CpG site-specific models
The association between smoking status and each of the 421,583 CpG sites was carried out before and after application of each normalization method. Beta regression models were used for β values and linear regression models for M values, with adjustment for chip position, recruitment centre, percentages of five leukocyte subtypes, age at recruitment, menopausal status and BC status. The standard adjustment models, i.e. models using the raw methylation values, were also adjusted for batch and row sample position. In order to compare the epigenome-wide distribution of p values with the expected null distribution of p values, the inflation factor λ was computed and the quantile-quantile (QQ) plots were generated. The inflation factor was defined as the ratio of the median of the observed log10 transformed p values and the median of the expected log10 transformed p values. False discovery rate (FDR) was used to control for multiple testing. In order to compare the performance of the different correction methods with a nominal reference, the list of k significant CpG sites (q values < 0.05) associated with smoking was compared to the results of a large meta-analysis carried out in the CHARGE consortium, a recent large meta-analysis on the link between the epigenetic signature of cigarette smoking that pooled data from 16 studies, and included about 16,000 individuals [4]. In CHARGE, smoking status was statistically significantly associated with DNA methylation level (β values) in 18,760 sites, after FDR correction of p values.
In order to compare the performance of the correction methods, the relative sensitivity and specificity of each correcting method were computed. We considered the CpG sites significantly associated to smoking in the CHARGE consortium as the true positives, i.e. an arbitrary gold standard, given that this is a well-powered reference study and the largest to date.
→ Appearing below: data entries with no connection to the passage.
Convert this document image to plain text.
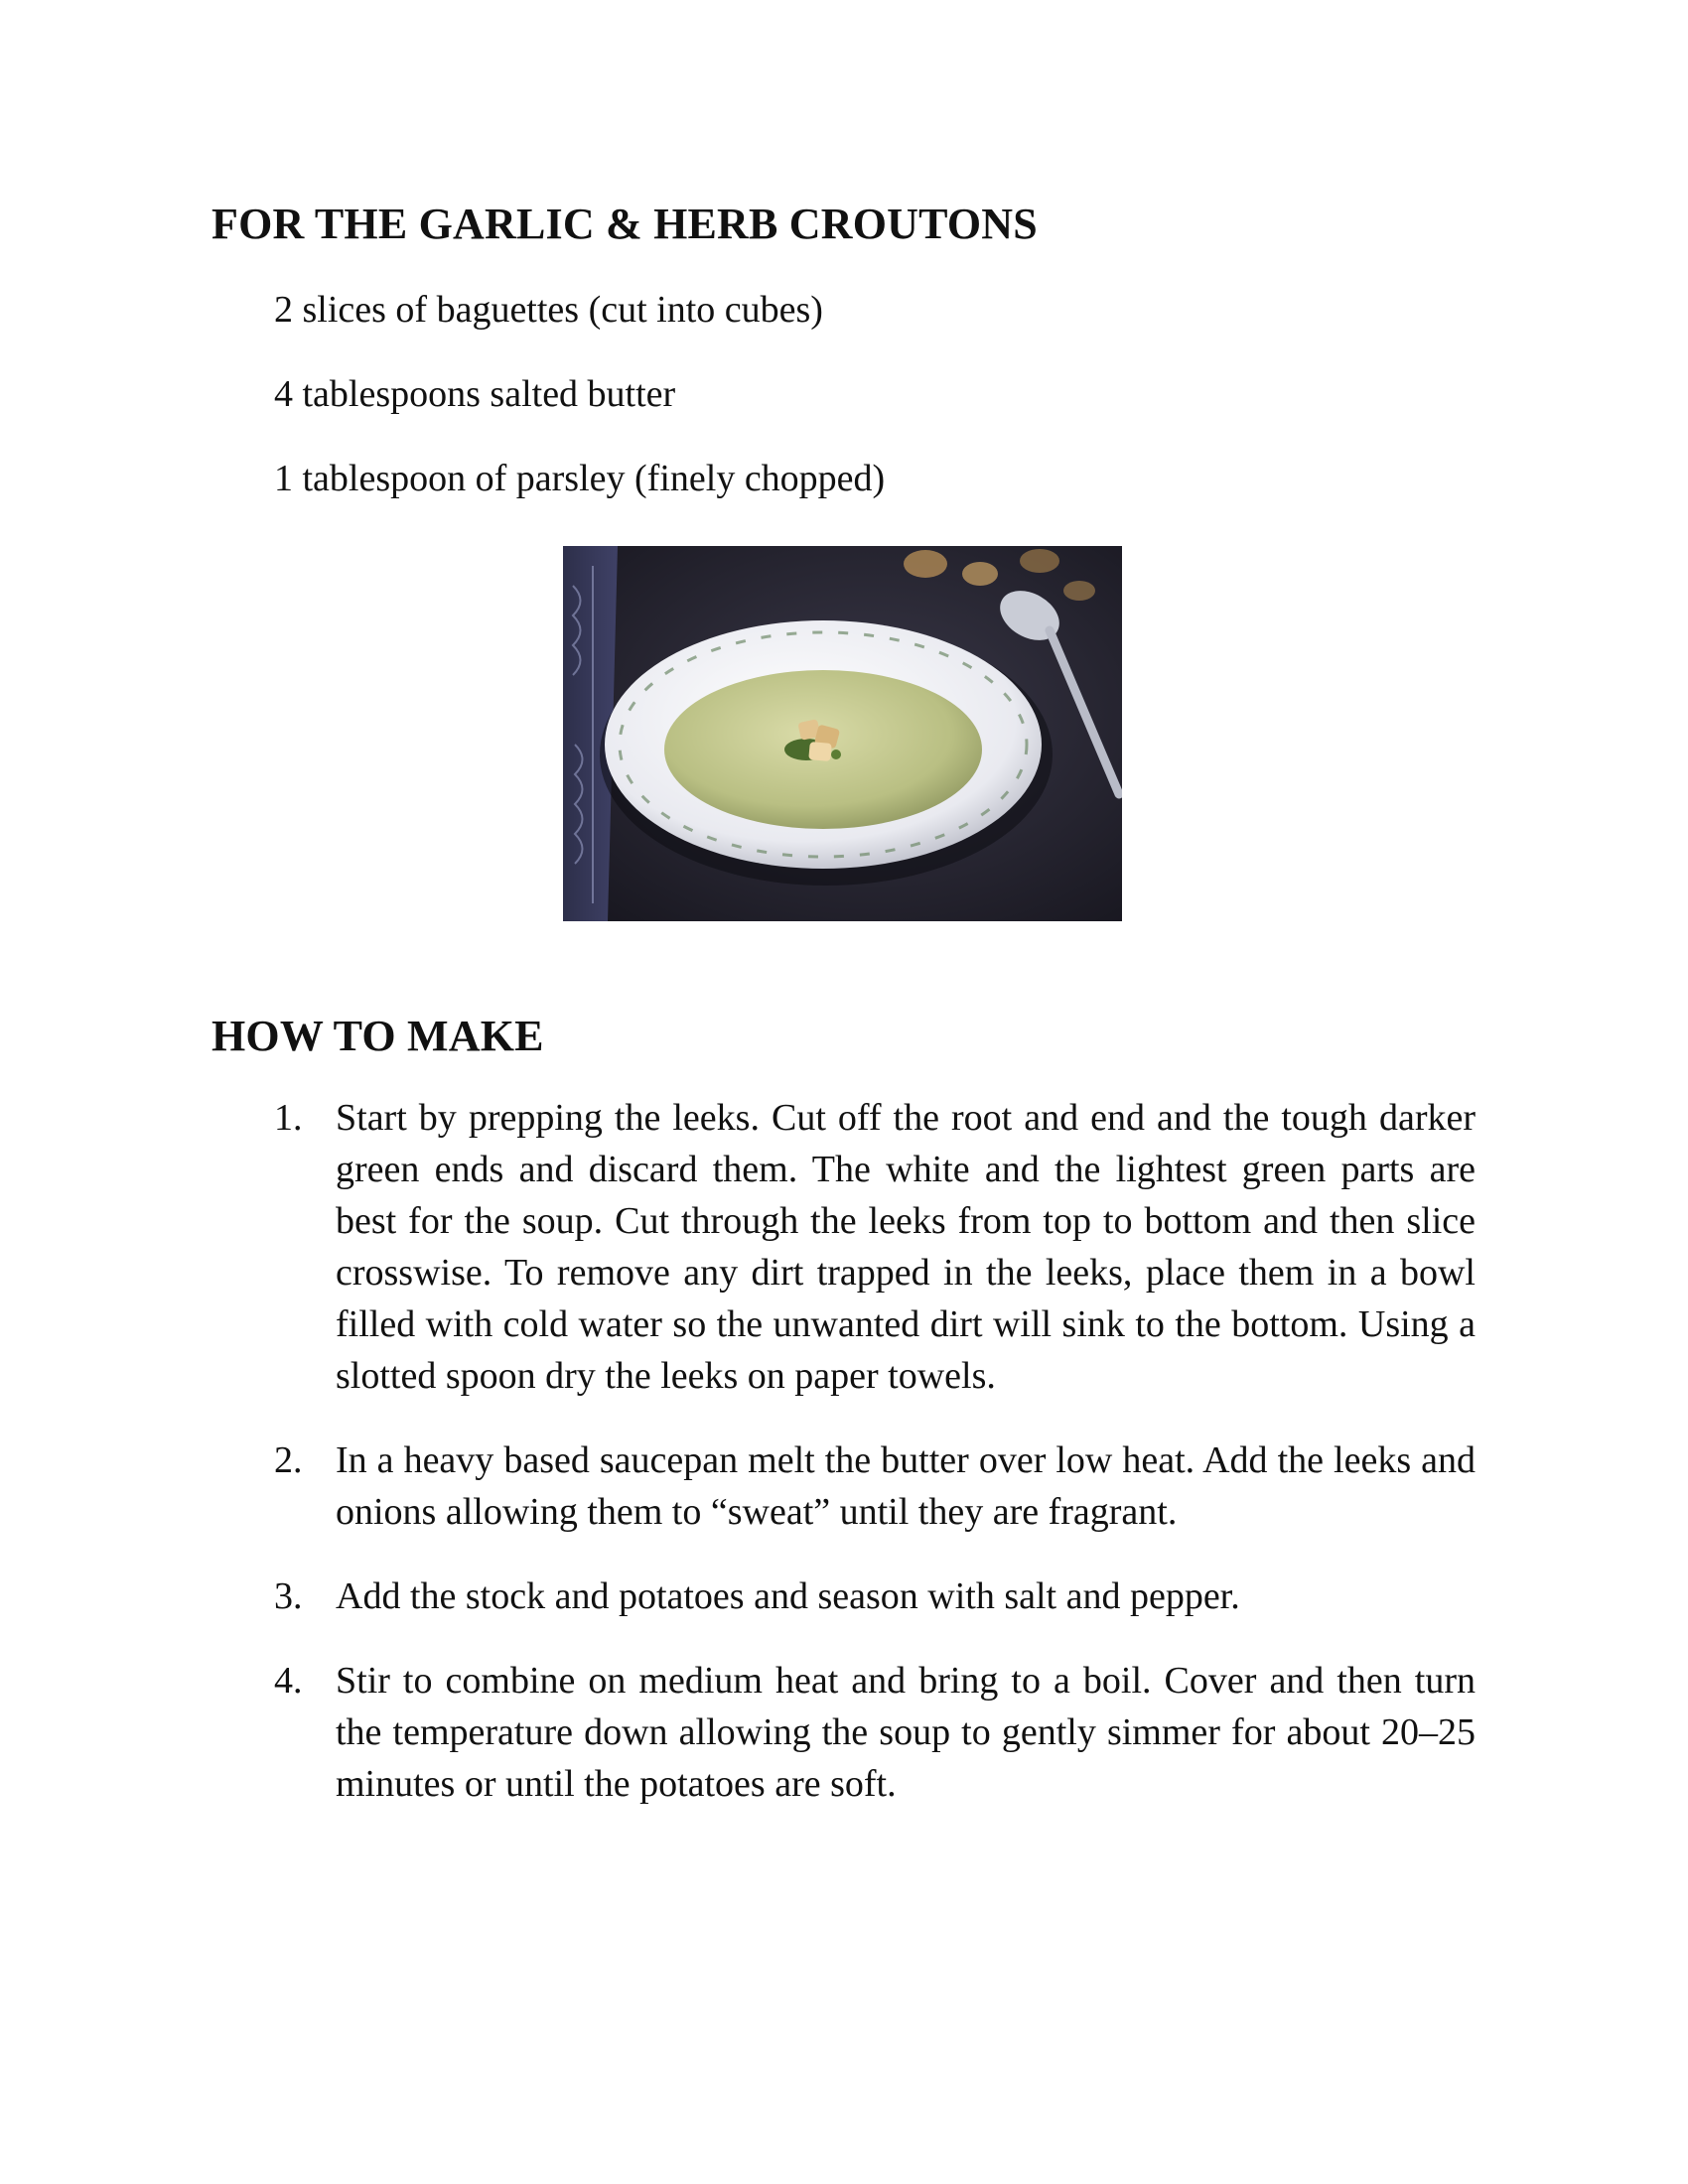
FOR THE GARLIC & HERB CROUTONS
2 slices of baguettes (cut into cubes)
4 tablespoons salted butter
1 tablespoon of parsley (finely chopped)
HOW TO MAKE
1. Start by prepping the leeks. Cut off the root and end and the tough darker green ends and discard them. The white and the lightest green parts are best for the soup. Cut through the leeks from top to bottom and then slice crosswise. To remove any dirt trapped in the leeks, place them in a bowl filled with cold water so the unwanted dirt will sink to the bottom. Using a slotted spoon dry the leeks on paper towels.
2. In a heavy based saucepan melt the butter over low heat. Add the leeks and onions allowing them to “sweat” until they are fragrant.
3. Add the stock and potatoes and season with salt and pepper.
4. Stir to combine on medium heat and bring to a boil. Cover and then turn the temperature down allowing the soup to gently simmer for about 20–25 minutes or until the potatoes are soft.
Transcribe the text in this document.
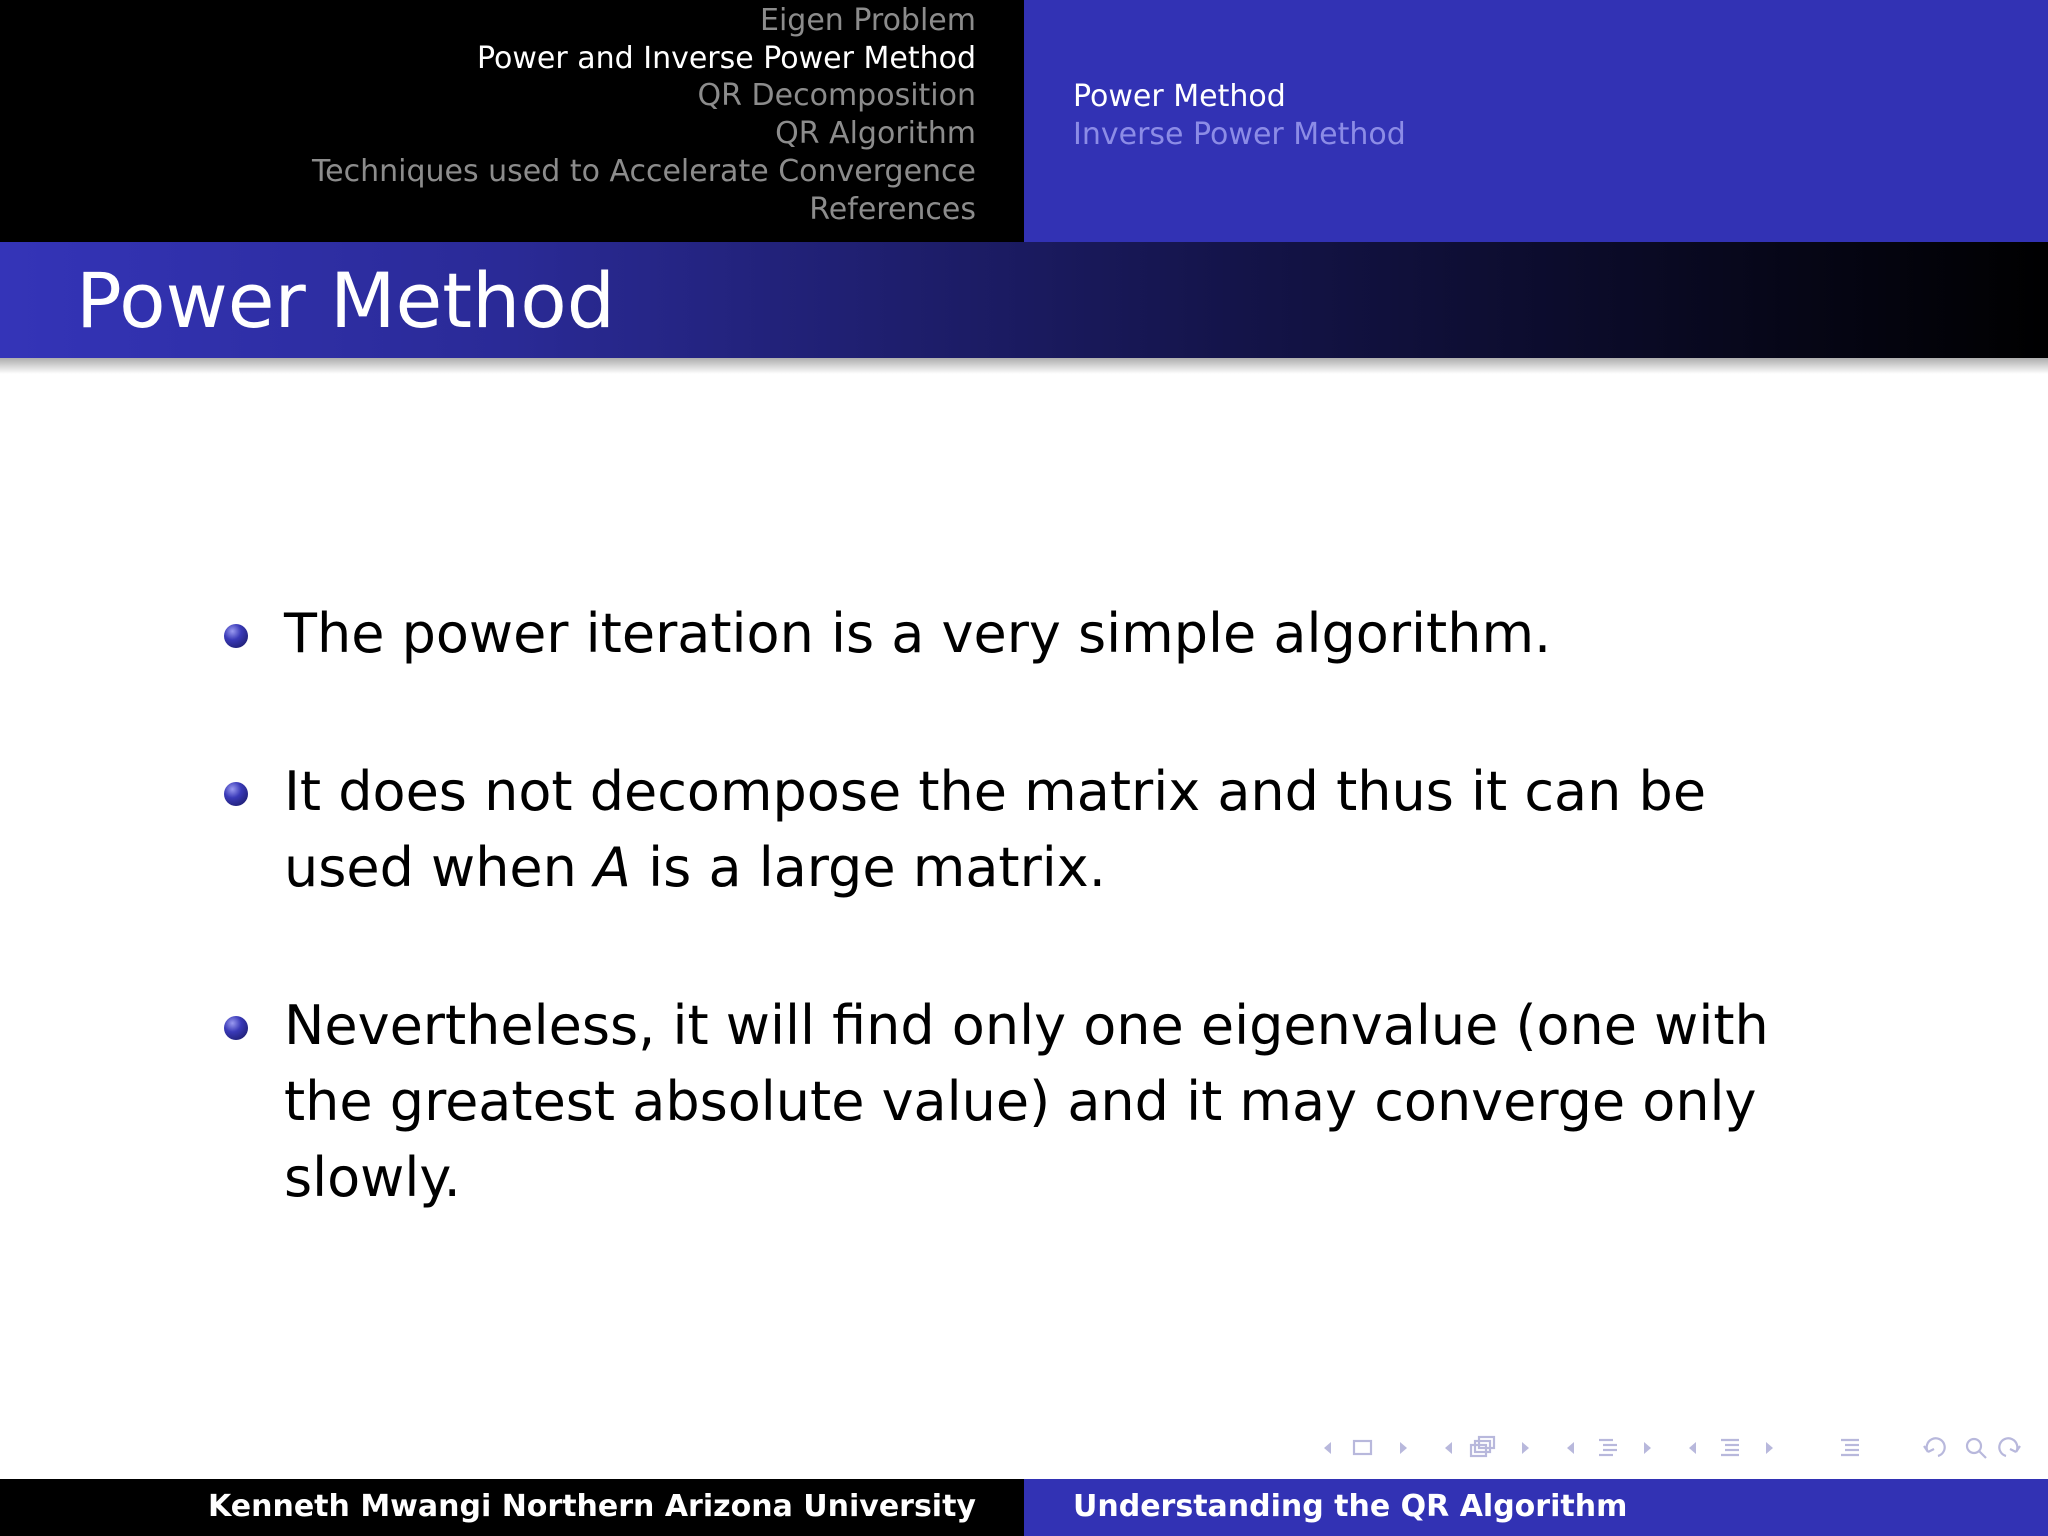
Eigen Problem
Power and Inverse Power Method
QR Decomposition
QR Algorithm
Techniques used to Accelerate Convergence
References
Power Method
Inverse Power Method
Power Method
The power iteration is a very simple algorithm.
It does not decompose the matrix and thus it can be used when A is a large matrix.
Nevertheless, it will find only one eigenvalue (one with the greatest absolute value) and it may converge only slowly.
Kenneth Mwangi Northern Arizona University	Understanding the QR Algorithm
Preprocessing steps and statistical analysis were carried out using the R software (https://www.r-project.org/) and Bioconductor packages [30], including ‘lumi’ and ‘wateRmelon’ for the adjustment step, ‘sva’ [31] for ComBat and SVA corrections, and ‘betareg’ for beta regression models. The PC-PR2 method was computed using the R code available in Fages et al.’s supplementary material [17].